La possibilité de la vie chrétienne et les vertus qui marquent cette vie sont donc, d'une part, des dons de la grâce divine, d'autre part, des effets de la volonté humaine. Et si l'on considère les magnifiques promesses et les avertissements solennels adressés à l'homme pour ce qui touche à sa foi ou à son incrédulité, à ses progrès ou à ses chutes, il apparaît bien que l'homme est responsable de ne pas posséder et de ne pas faire ce que Dieu seul permet de faire et de posséder. Devant cette double série de textes si clairs, la pensée religieuse, sous prétexte de concilier des déclarations qui n'ont nul besoin de l'être, les a faussées parfois en accentuant à l'excès tantôt l'une des affirmations, tantôt l'autre, de telle sorte qu'il y avait antinomie entre elles, et que, pour sortir de la difficulté, il fallait laisser de côté l'une ou l'autre, alors que le N.T. les maintient sur le même plan. Au V e siècle, Pelage insiste si fort sur l'action de l'homme, réclamée par Dieu pour laisser agir sa grâce, qu'il attribue à l'homme non seulement la volonté, mais le pouvoir de se sauver ; contre lui, Augustin insiste si fort sur le caractère absolu de la grâce, qu'il oublie la part que Dieu a faite à l'homme dans l'acquisition du salut. Au XVI e siècle, Calvin et Luther, opposant justement la seule gloire de Dieu à l'incapacité radicale de l'homme, firent à tel point prédominer la volonté divine, que la volonté humaine n'avait logiquement plus de place, quoiqu'ils en appelassent tous deux à l'humaine liberté. Le Concile de Trente, tout en prétendant maintenir la thèse augustinienne, énonça en plusieurs articles une théorie pélagienne, et accrédita dans l'Église romaine la portée et la valeur des oeuvres qui semblent souvent l'emporter sur la foi. Dans les Églises de la Réforme, les calvinistes, tenants de la prédestination inconditionnelle, trouvèrent des contradicteurs

chez les arminiens, tenants de la responsabilité humaine dont ils outrepassaient les exigences morales. Les grands réveils religieux participèrent de cette longue hésitation : au XVIII e siècle, en Angleterre, Wesley repoussait la prédestination, conséquence de la doctrine absolutiste de la grâce, et mettait en relief la sanctification, conséquence de l'effort de l'homme conduit par le Saint-Esprit. Au XIX e siècle, dans les pays de langue française, Haldane, Malan, Gaussen repoussaient la participation de l'homme au salut, la foi elle-même n'étant pas un acte de l'homme mais un don de Dieu, la destinée du monde et la destinée de l'individu ayant pour unique facteur la grâce seule efficace et seule agissante.

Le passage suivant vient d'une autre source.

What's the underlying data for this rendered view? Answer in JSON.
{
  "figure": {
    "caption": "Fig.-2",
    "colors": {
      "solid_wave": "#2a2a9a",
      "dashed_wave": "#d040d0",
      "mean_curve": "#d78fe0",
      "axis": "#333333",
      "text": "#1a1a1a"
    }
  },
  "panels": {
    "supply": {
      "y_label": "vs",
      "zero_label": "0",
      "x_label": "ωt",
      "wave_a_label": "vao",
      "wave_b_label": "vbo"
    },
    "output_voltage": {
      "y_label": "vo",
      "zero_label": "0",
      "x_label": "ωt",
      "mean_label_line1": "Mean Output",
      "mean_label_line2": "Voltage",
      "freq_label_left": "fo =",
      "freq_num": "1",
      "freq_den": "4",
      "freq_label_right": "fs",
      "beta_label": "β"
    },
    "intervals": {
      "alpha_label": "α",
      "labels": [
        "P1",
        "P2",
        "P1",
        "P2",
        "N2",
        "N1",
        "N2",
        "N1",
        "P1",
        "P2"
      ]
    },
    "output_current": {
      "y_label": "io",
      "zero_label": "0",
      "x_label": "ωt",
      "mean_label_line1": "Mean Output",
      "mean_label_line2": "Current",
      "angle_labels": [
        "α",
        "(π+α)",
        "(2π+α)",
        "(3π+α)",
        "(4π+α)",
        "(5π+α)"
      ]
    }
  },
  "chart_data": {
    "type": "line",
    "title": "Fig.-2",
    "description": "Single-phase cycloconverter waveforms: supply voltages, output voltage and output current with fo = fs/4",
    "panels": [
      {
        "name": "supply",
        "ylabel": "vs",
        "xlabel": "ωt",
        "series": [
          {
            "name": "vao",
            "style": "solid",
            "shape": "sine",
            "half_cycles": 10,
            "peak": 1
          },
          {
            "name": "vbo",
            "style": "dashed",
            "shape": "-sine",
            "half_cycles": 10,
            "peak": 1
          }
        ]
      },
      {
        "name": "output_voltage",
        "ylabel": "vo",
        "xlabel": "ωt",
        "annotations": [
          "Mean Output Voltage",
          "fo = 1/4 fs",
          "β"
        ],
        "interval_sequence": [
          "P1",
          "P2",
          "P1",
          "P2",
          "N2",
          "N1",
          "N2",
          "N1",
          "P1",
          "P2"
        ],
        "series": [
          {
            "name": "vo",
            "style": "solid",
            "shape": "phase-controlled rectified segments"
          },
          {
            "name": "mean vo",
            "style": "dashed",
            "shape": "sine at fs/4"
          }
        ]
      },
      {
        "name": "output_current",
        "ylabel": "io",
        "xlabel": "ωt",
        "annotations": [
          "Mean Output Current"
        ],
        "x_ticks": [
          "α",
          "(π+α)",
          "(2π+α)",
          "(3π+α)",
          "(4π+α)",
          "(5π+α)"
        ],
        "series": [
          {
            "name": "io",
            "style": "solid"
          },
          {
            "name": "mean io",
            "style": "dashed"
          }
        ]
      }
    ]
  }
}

La réalité du salut met deux personnes en présence : Dieu et l'homme. Le salut a donc deux aspects : il convient de l'envisager du point de vue de Dieu et du point de vue de l'homme. Du point de vue de Dieu, les évangiles et les épîtres proclamant la grâce, notent l'action de Dieu qui appelle, pardonne, justifie, sanctifie. Du point de vue de l'homme, soulignant la réceptivité humaine indispensable, les évangiles et les épîtres notent que l'homme répond, se convertit, obéit, progresse. Sous les deux aspects, c'est d'une même réalité qu'il est question, et cette réalité unique n'est véritablement, pleinement saisie que sous ses deux aspects. Les actes divins dans lesquels se manifeste la grâce ont pour corollaire les actes humains qui témoignent de ses résultats ; les premiers seraient sans effet s'ils n'amenaient pas les seconds, les seconds ne se produiraient pas s'ils ne reposaient pas sur les premiers. La relation des uns et des autres est si étroite que l'on ne comprend pas les uns sans les autres ; cette relation est union et non point contradiction. Les deux aspects du salut, la grâce et la liberté, ne s'excluent pas plus l'un l'autre que ne s'excluent la toute-puissance de Dieu et la volonté de l'homme. Opposer les textes qui soulignent ce double aspect, c'est méconnaître à la fois la nature de la grâce et la nature de la liberté. Du point de vue de Dieu, la grâce, au lieu d'être une attestation et une preuve de son amour, serait comparable à l'une des forces naturelles, rectrices de l'univers, si elle agissait sans discernement, sans moralité, si elle ne tenait pas compte de la qualité de la créature douée de volonté ; du point de vue de l'homme, la grâce ne serait pas perçue, acceptée comme un sentiment de miséricorde, comme un acte de miraculeuse faveur, si l'homme en était l'objet, indépendamment de lui-même, si sa personnalité religieuse était, comme sa personnalité physique, quelque chose qu'il n'a point choisi et dont il est bien obligé de s'accommoder, quoi qu'il pense et quoi qu'il veuille. Si, par-dessus les systèmes et les théories des écoles ou des Églises, on regarde au N.T., on aperçoit que là même où seule la grâce est mentionnée, la réceptivité humaine est sous-entendue, que là où est mentionnée la part de l'homme dans l'acquisition de la grâce, l'action initiale de Dieu demeure la cause unique.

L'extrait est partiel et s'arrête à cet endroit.